In another important turn, both studies used a broad definition of sexual violence. TSSAPS tailored their questions to reflect crimes described by the 2014 Texas Penal Code, asking respondents about unwanted behaviors like “made you have vaginal sex” or “put their fingers or any object in your vagina or anus,” but also included questions about whether a perpetrator of violence had “exposed their body parts to you,” “[wore] you down by repeatedly asking for sex, or showing they were unhappy,” or “pressured you by telling you lies,” among others. For the AAU survey, people were asked about non-consensual penetration but also unwanted sexual touching, like kissing or groping.

These expanded definitions are incredibly important not only because they actually mirror Texas law, but because they show just how many ways consent can be violated. Rape, on its own, is far from the totality of sexual violence, and in order to understand the ubiquity of this violence and its effect on Texans, we need to be much more expansive in how we talk about it.

The AAU survey also gives us insight into a particular group of students whose experiences with sexual violence are often ignored: LGBTQ students. At UT-Austin, Texas A&M and nationally, students who identified as transgender, genderqueer or non-conforming, questioning or who chose not to list any gender designation, reported higher rates of sexual violence. They also had bleaker expectations when it came to getting support from other students or their university, the possibility of retaliation for reporting sexual violence, or how well their schools deal with problems of campus sexual violence.

And for all groups of victims, sexual assault is a chronically underreported crime for which prosecutions are rare in comparison to the crime’s prevalence. This is as true in Texas as anywhere else. TSSAPS found that less than 10 percent of victims said they reported their assaults to law enforcement. The AAU survey found that the vast majority of UT-Austin and Texas A&M students who experienced sexual violence never reported it to officials, though most did tell a friend. There was a much lower chance that a person would report if they were incapacitated during their assault as opposed to being physically forced — though researchers also tracked data about a smaller set of students (1.7 percent) who reported being both incapacitated and physically forced.

Participants in both surveys gave a range of reasons for why they did not go to the police or university officials: not believing that there was a crime to report, being too young or too scared or too ashamed, fearing they wouldn’t be believed, or worrying that reporting could jeopardize their immigration status.

When I read these reports, I thought of the survivors I’ve talked to about their experiences and their fears, and about how hard it is for many of them to admit even to themselves what happened. How can they trust that anyone else is going to believe them, or even that they can trust another person at all? I can’t help but see their faces and hear their voices, thinking over and over again that these studies are about actual people — our friends, family members, neighbors, colleagues — who face this violence or the threat of it all the time.

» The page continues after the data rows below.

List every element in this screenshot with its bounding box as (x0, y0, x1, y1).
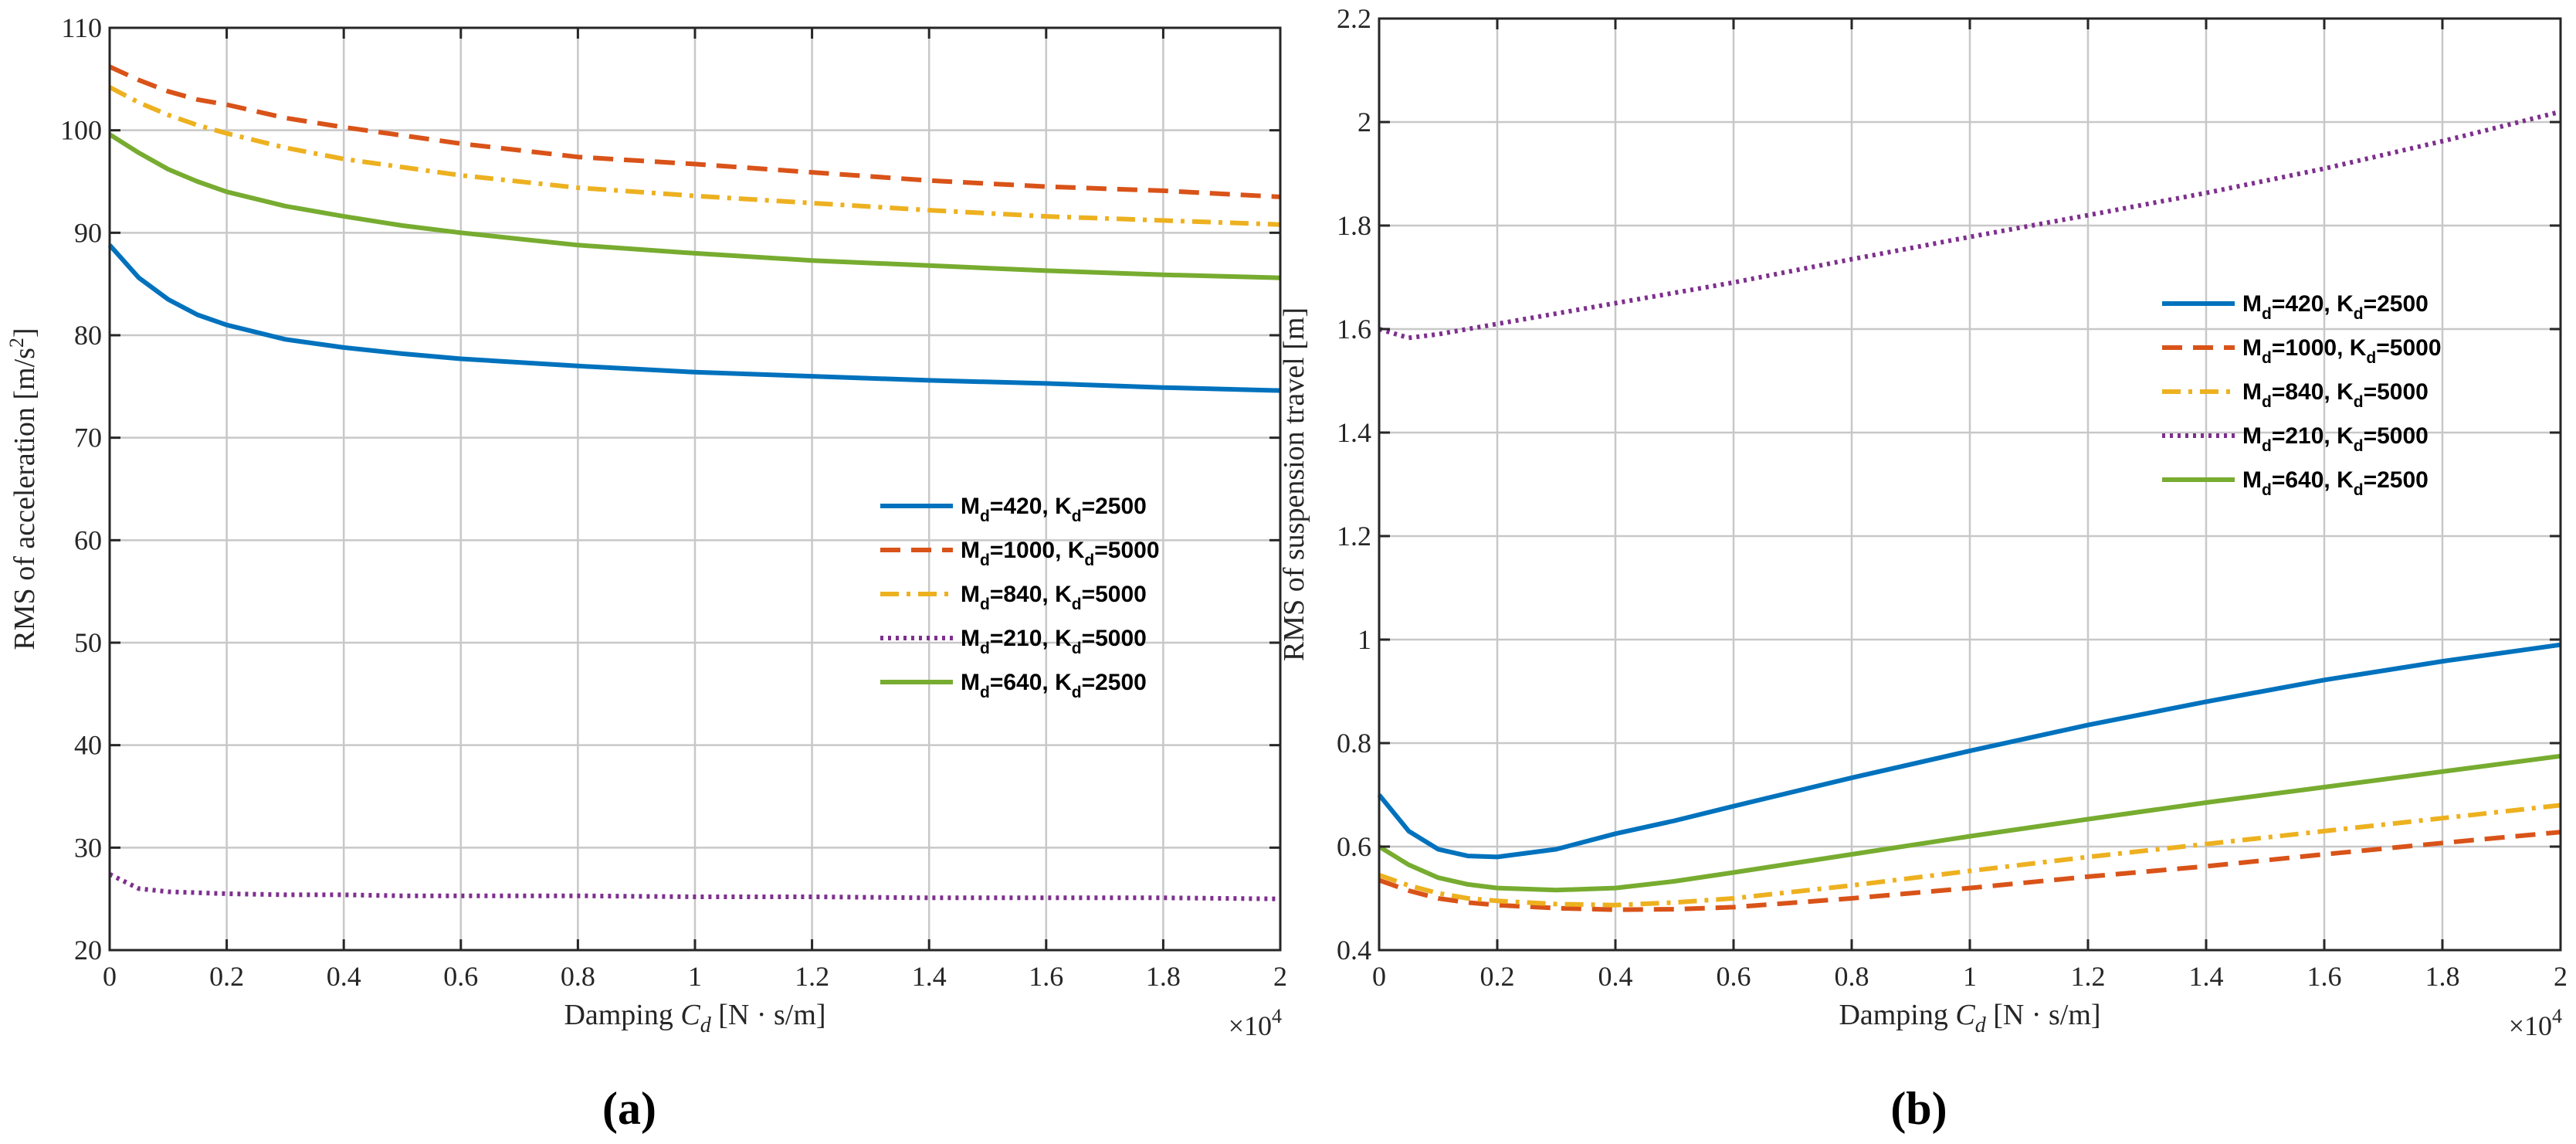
x-axis-label: Damping Cd [N · s/m] (1839, 999, 2100, 1037)
legend-label-3: Md=840, Kd=5000 (2242, 379, 2429, 411)
series-line-3 (108, 85, 1281, 227)
series-line-5 (1378, 753, 2561, 893)
legend-label-4: Md=210, Kd=5000 (2242, 423, 2429, 455)
y-tick-label: 2.2 (1337, 3, 1371, 34)
legend: Md=420, Kd=2500 Md=1000, Kd=5000 Md=840, K… (2162, 291, 2442, 499)
y-tick-label: 2 (1357, 107, 1371, 137)
x-multiplier-label: ×104 (2509, 1005, 2562, 1041)
x-tick-label: 0.6 (1717, 961, 1751, 992)
legend-label-2: Md=1000, Kd=5000 (2242, 335, 2442, 367)
legend: Md=420, Kd=2500 Md=1000, Kd=5000 Md=840, K… (880, 494, 1160, 701)
x-tick-label: 1.6 (2307, 961, 2342, 992)
series-line-1 (107, 243, 1281, 393)
x-tick-label: 0.2 (1480, 961, 1515, 992)
panel-label: (a) (602, 1083, 656, 1134)
y-tick-label: 40 (74, 730, 102, 761)
legend-label-5: Md=640, Kd=2500 (2242, 467, 2429, 499)
series-line-3 (1378, 803, 2561, 908)
y-tick-label: 1 (1357, 624, 1371, 655)
series-line-4 (108, 872, 1281, 901)
panel-label: (b) (1890, 1083, 1947, 1134)
x-tick-label: 0.2 (209, 961, 244, 992)
y-tick-label: 30 (74, 832, 102, 863)
y-tick-label: 100 (60, 115, 102, 146)
legend-label-5: Md=640, Kd=2500 (961, 670, 1147, 701)
legend-label-1: Md=420, Kd=2500 (2242, 291, 2429, 323)
x-tick-label: 0.8 (1835, 961, 1869, 992)
x-tick-label: 1.2 (2071, 961, 2106, 992)
x-tick-label: 1.8 (2425, 961, 2460, 992)
y-tick-label: 20 (74, 935, 102, 966)
y-tick-label: 0.4 (1337, 935, 1371, 966)
y-axis-label: RMS of suspension travel [m] (1278, 307, 1310, 661)
y-tick-label: 70 (74, 423, 102, 453)
x-multiplier-label: ×104 (1229, 1005, 1282, 1041)
x-tick-label: 0.4 (1598, 961, 1633, 992)
x-tick-label: 0.4 (327, 961, 361, 992)
series-line-2 (1378, 830, 2561, 912)
y-tick-label: 1.2 (1337, 521, 1371, 552)
y-tick-label: 0.8 (1337, 728, 1371, 759)
y-tick-label: 0.6 (1337, 831, 1371, 862)
y-tick-label: 90 (74, 217, 102, 248)
series-line-5 (108, 132, 1281, 280)
x-tick-label: 2 (2554, 961, 2568, 992)
series-line-2 (108, 64, 1281, 199)
y-tick-label: 1.4 (1337, 417, 1371, 448)
y-tick-label: 1.8 (1337, 210, 1371, 241)
x-tick-label: 1 (688, 961, 702, 992)
x-tick-label: 1.4 (2189, 961, 2224, 992)
x-tick-label: 1 (1963, 961, 1977, 992)
y-tick-label: 80 (74, 320, 102, 351)
x-tick-label: 1.4 (912, 961, 947, 992)
chart-panel-b: 0 0.2 0.4 0.6 0.8 1 1.2 1.4 1.6 1.8 2 0.4 0.6 0.8 1 1.2… (1278, 3, 2568, 1134)
legend-label-3: Md=840, Kd=5000 (961, 582, 1147, 613)
x-tick-label: 0 (103, 961, 117, 992)
x-tick-label: 0 (1372, 961, 1386, 992)
x-tick-label: 1.6 (1029, 961, 1063, 992)
chart-panel-a: 0 0.2 0.4 0.6 0.8 1 1.2 1.4 1.6 1.8 2 20 30 40 50 60 70 8… (5, 12, 1287, 1134)
x-tick-label: 1.8 (1146, 961, 1181, 992)
series-line-1 (1377, 642, 2561, 860)
x-tick-label: 2 (1273, 961, 1287, 992)
y-tick-label: 50 (74, 627, 102, 658)
x-tick-label: 0.8 (561, 961, 595, 992)
y-axis-label: RMS of acceleration [m/s2] (5, 328, 41, 650)
x-tick-label: 1.2 (795, 961, 829, 992)
legend-label-1: Md=420, Kd=2500 (961, 494, 1147, 525)
legend-label-2: Md=1000, Kd=5000 (961, 538, 1160, 569)
x-tick-label: 0.6 (443, 961, 478, 992)
y-tick-label: 110 (61, 12, 102, 43)
legend-label-4: Md=210, Kd=5000 (961, 626, 1147, 657)
y-tick-label: 1.6 (1337, 314, 1371, 345)
x-axis-label: Damping Cd [N · s/m] (564, 999, 825, 1037)
y-tick-label: 60 (74, 524, 102, 555)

While there is a certain kind of joy in having official studies that validate what too many of us already know, and some comfort in the knowledge that a whole new group of people who were once ignorant before may no longer be, there is an accompanying frustration: How can something that seems so urgent, ubiquitous, and important in my own life be such surprising news to others? It is good and hard all at once.

And so I wait for the next story, the next link, the next survivor who reaches out to tell me their story, and I go back to work.